An article [$] today in CongressDaily AM outlines the plans of trade‐skeptic congressional Democrats wishing to formalize that “time‐out” on trade we’ve heard so much about during the Democratic primary campaign.
A bill introduced yesterday (H.R 6180 and its companion S.3083) would slow down the process of approving new trade agreements by requiring the GAO to review existing agreements and judge them not, as logic would seem to dictate, according to the standard of increasing trade, but against the domestic policy standards contained in the bill:
The bill would require GAO to review existing trade deals by June 10, 2010, and an analysis of how the deals stack up against labor, environmental and safety standards enumerated in the bill.

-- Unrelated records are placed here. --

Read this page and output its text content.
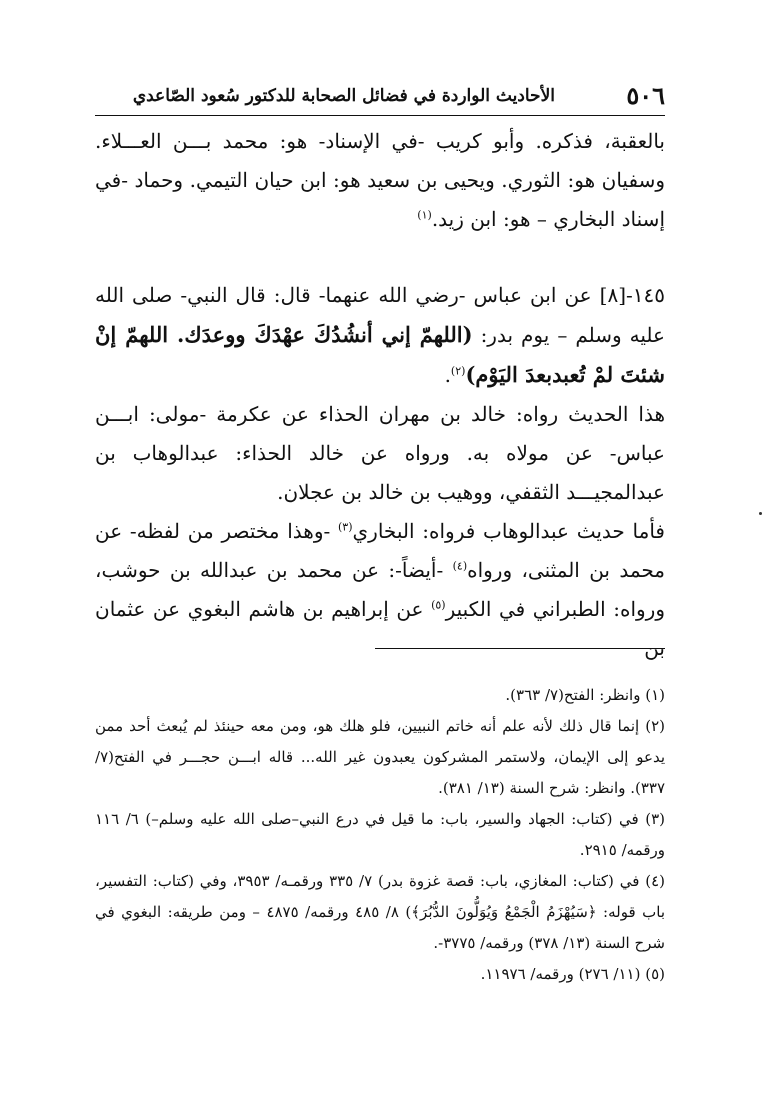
٥٠٦
الأحاديث الواردة في فضائل الصحابة للدكتور سُعود الصّاعدي

بالعقبة، فذكره. وأبو كريب -في الإسناد- هو: محمد بـــن العـــلاء. وسفيان هو: الثوري. ويحيى بن سعيد هو: ابن حيان التيمي. وحماد -في إسناد البخاري – هو: ابن زيد.$^{(١)}$

١٤٥-[٨] عن ابن عباس -رضي الله عنهما- قال: قال النبي- صلى الله عليه وسلم – يوم بدر: (اللهمّ إني أنشُدُكَ عهْدَكَ ووعدَك. اللهمّ إنْ شئتَ لمْ تُعبدبعدَ اليَوْم)$^{(٢)}$.

هذا الحديث رواه: خالد بن مهران الحذاء عن عكرمة -مولى: ابـــن عباس- عن مولاه به. ورواه عن خالد الحذاء: عبدالوهاب بن عبدالمجيـــد الثقفي، ووهيب بن خالد بن عجلان.

فأما حديث عبدالوهاب فرواه: البخاري$^{(٣)}$ -وهذا مختصر من لفظه- عن محمد بن المثنى، ورواه$^{(٤)}$ -أيضاً-: عن محمد بن عبدالله بن حوشب، ورواه: الطبراني في الكبير$^{(٥)}$ عن إبراهيم بن هاشم البغوي عن عثمان بن

(١) وانظر: الفتح(٧/ ٣٦٣).

(٢) إنما قال ذلك لأنه علم أنه خاتم النبيين، فلو هلك هو، ومن معه حينئذ لم يُبعث أحد ممن يدعو إلى الإيمان، ولاستمر المشركون يعبدون غير الله... قاله ابـــن حجـــر في الفتح(٧/ ٣٣٧). وانظر: شرح السنة (١٣/ ٣٨١).

(٣) في (كتاب: الجهاد والسير، باب: ما قيل في درع النبي–صلى الله عليه وسلم–) ٦/ ١١٦ ورقمه/ ٢٩١٥.

(٤) في (كتاب: المغازي، باب: قصة غزوة بدر) ٧/ ٣٣٥ ورقمـه/ ٣٩٥٣، وفي (كتاب: التفسير، باب قوله: ﴿سَيُهْزَمُ الْجَمْعُ وَيُوَلُّونَ الدُّبُرَ﴾) ٨/ ٤٨٥ ورقمه/ ٤٨٧٥ – ومن طريقه: البغوي في شرح السنة (١٣/ ٣٧٨) ورقمه/ ٣٧٧٥-.

(٥) (١١/ ٢٧٦) ورقمه/ ١١٩٧٦.
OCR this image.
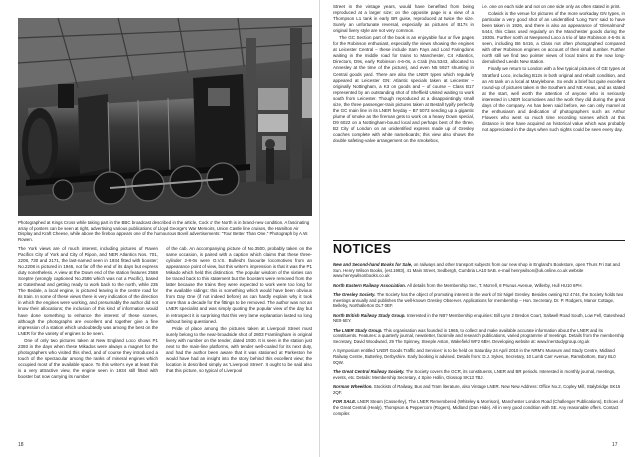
Photographed at Kings Cross while taking part in the BBC broadcast described in the article, Cock o' the North is in brand-new condition. A fascinating array of posters can be seen at right, advertising various publications of Lloyd George's War Memoirs, Union Castle line cruises, the Hamilton Air Display and Kraft Cheese, while above the firebox appears one of the humourous Bovril advertisements: "Tour Better Than One." Photograph by A.W. Rowen.

The York views are of much interest, including pictures of Raven Pacifics City of York and City of Ripon, and NER Atlantics Nos. 701, 2208, 730 and 2171, the last-named seen in 1934 fitted with booster; No.2208 is pictured in 1946, not far off the end of its days but express duty nonetheless. A view at the Down end of the station features 2568 Sceptre (wrongly captioned No.2586 which was not a Pacific), based at Gateshead and getting ready to work back to the north, while 235 The Bedale, a local engine, is pictured leaving in the centre road for its train. In some of these views there is very indication of the direction in which the engines were working, and presumably the author did not know their allocations; the inclusion of this kind of information would have done something to enhance the interest of these scenes, although the photographs are excellent and together give a fine impression of a station which undoubtedly was among the best on the LNER for the variety of engines to be seen.

One of only two pictures taken at New England Loco shows P1 2393 in the days when these Mikados were always a magnet for the photographers who visited this shed, and of course they introduced a touch of the spectacular among the ranks of mineral engines which occupied most of the available space. To this writer's eye at least this is a very attractive view, the engine seen in 1934 still fitted with booster but now carrying its number

of the cab. An accompanying picture of No.3500, probably taken on the same occasion, is paired with a caption which claims that these three-cylinder 2-8-0s were O.V.S. Bulleid's favourite locomotives from an appearance point of view, but this writer's impression is that it was the P1 Mikado which held this distinction. The popular wisdom of the sixties can be traced back to this statement but the boosters were removed from the latter because the trains they were expected to work were too long for the available sidings: this is something which would have been obvious from Day One (if not indeed before) as can hardly explain why it took more than a decade for the fittings to be removed. The author was not an LNER specialist and was simply quoting the popular view of the day but in retrospect it is surprising that this very lame explanation lasted so long without being questioned.

Pride of place among the pictures taken at Liverpool Street must surely belong to the near-broadside shot of 2803 Framlingham in original livery with number on the tender, dated 1930. It is seen in the station just next to the main-line platforms, with tender well-coaled for its next duty, and had the author been aware that it was stationed at Parkeston he would have had an insight into the story behind this excellent view; the location is described simply as 'Liverpool Street'. It ought to be said also that this picture, so typical of Liverpool

18

Street in the vintage years, would have benefited from being reproduced at a larger size; on the opposite page is a view of a Thompson L1 tank in early BR guise, reproduced at twice the size. Surely an unfortunate reversal, especially as pictures of B17s in original livery style are not very common.

The GC Section part of the book is an enjoyable four or five pages for the Robinson enthusiast, especially the views showing the engines at Leicester Central – these include Sam Fays and Lord Faringdons waiting in the middle road for trains to Manchester, C4 Atlantics, Directors, D9s, early Robinson 4-6-0s, a Crab (No.5343, allocated to Annesley at the time of the picture), and even N5 5927 shunting in Central goods yard. There are also the LNER types which regularly appeared at Leicester GN: Atlantic specials taken at Leicester – originally Nottingham, a K3 on goods and – of course – Class B17 represented by an outstanding shot of Sheffield United waiting to work south from Leicester. Though reproduced at a disappointingly small size, the three passenger-train pictures taken at Bestall typify perfectly the GC main line in its LNER heyday – B7 5073 sending up a gigantic plume of smoke as the fireman gets to work on a heavy Down special, D9 6022 on a Nottingham-bound local and perhaps best of the three, B2 City of London on an unidentified express made up of Gresley coaches complete with white nameboards; this view also shows the double safeting-valve arrangement on the smokebox,

i.e. one on each side and not on one side only as often stated in print.

Colwick is the venue for pictures of the more workaday GN types, in particular a very good shot of an unidentified 'Long Tom' said to have been taken in 1926, and there is also an appearance of 'Glenalmond' 5444, this Class used regularly on the Manchester goods during the 1930s. Further north at Neepsend Loco a trio of late Robinson 4-6-0s is seen, including B6 5416, a Class not often photographed compared with other Robinson engines on account of their small number. Further north still we find two pointer views of local trains at the now long-demolished Leeds New station.

Finally we return to London with a few typical pictures of GE types at Stratford Loco, including B12s in both original and rebuilt condition, and an A5 tank on a local at Marylebone. So ends a brief but quite excellent round-up of pictures taken in the Southern and NE Areas, and as stated at the start, well worth the attention of anyone who is seriously interested in LNER locomotives and the work they did during the great days of the company. As has been said before, we can only marvel at the enthusiasm and dedication of photographers such as Arthur Flowers who went so much time recording scenes which at this distance in time have acquired an historical value which was probably not appreciated in the days when such sights could be seen every day.

NOTICES
New and Second-hand Books for Sale, on railways and other transport subjects from our new shop in England's Bookstore, open Thurs Fri Sat and Sun. Henry Wilson Books, (est.1983), 41 Main Street, Sedbergh, Cumbria LA10 5AB. e-mail henrywilson@uk.online.co.uk website www.henrywilsonbooks.co.uk
North Eastern Railway Association. All details from the Membership Sec, T. Morrell, 8 Prunus Avenue, Willerby, Hull HU10 6PH.
The Gresley Society. The Society has the object of promoting interest in the work of Sir Nigel Gresley. Besides owning N2 4744, the Society holds two meetings annually and publishes the well-known Gresley Observer. Applications for membership – Hon. Secretary, Dr. P. Rodgers, Manor Cottage, Belleby, Northallerton DL7 0EF.
North British Railway Study Group. Interested in the NB? Membership enquiries: Bill Lynn 2 Bredon Court, Saltwell Road South, Low Fell, Gateshead NE9 6EY.
The LNER Study Group. This organisation was founded in 1965, to collect and make available accurate information about the LNER and its constituents. Features: a quarterly journal, newsletter, facsimile and research publications, varied programme of meetings. Details from the membership Secretary, David Woodward, 29 The Spinney, Steeple Aston, Wakefield WF2 6BH. Developing website at: www.lnerstudygroup.org.uk
A Symposium entitled 'LNER Goods Traffic and Services' is to be held on Saturday 24 April 2010 in the NRM's Museum and Study Centre, Midland Railway Centre, Butterley, Derbyshire. Early booking is advised. Details from: D.J. Sykes, Secretary, 10 Lumb Carr Avenue, Ramsbottom, Bury BL0 0QW.
The Great Central Railway Society. The Society covers the GCR, its constituents, LNER and BR periods. Interested in monthly journal, meetings, events, etc. Details: Membership Secretary, 4 Spire Hollin, Glossop SK13 7BJ.
Norman Wheeldon. Stockists of Railway, Bus and Tram literature, also Vintage LNER. New New Address: Office No.2, Copley Mill, Stalybridge SK15 2QF.
FOR SALE. LNER Steam (Casserley), The LNER Remembered (Whiteley & Morrison), Manchester London Road (Challenger Publications), Echoes of the Great Central (Healy), Thompson & Peppercorn (Rogers), Midland (Dan Hide). All in very good condition with SE. Any reasonable offers. Contact compiler.
17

If gaps are found by GAO, the president would be required to submit renegotiation plans for current trade pacts before negotiating new ones and congressional consideration of pending trade pacts. Committees of jurisdiction would then review the renegotiation plans.
According to congressional Democrats, Senator Obama’s win in the Democratic primary is justification enough for introducing a bill that mirrors his plans. Those plans include, yes, loading up trade agreements with possibly deal‐killing standards and, at least judging by Senator Obama’s voting record so far, very little new trade liberalization (details here).
If that sounds like a bad idea, it is music to the ears of some members of Congress. Here’s a quote from Rep. Michael Michaud (D, ME):
“I feel very comfortable with Sen. Obama’s position on trade; he understands the devastation that trade has caused to the American people and how flawed these trade deals are.”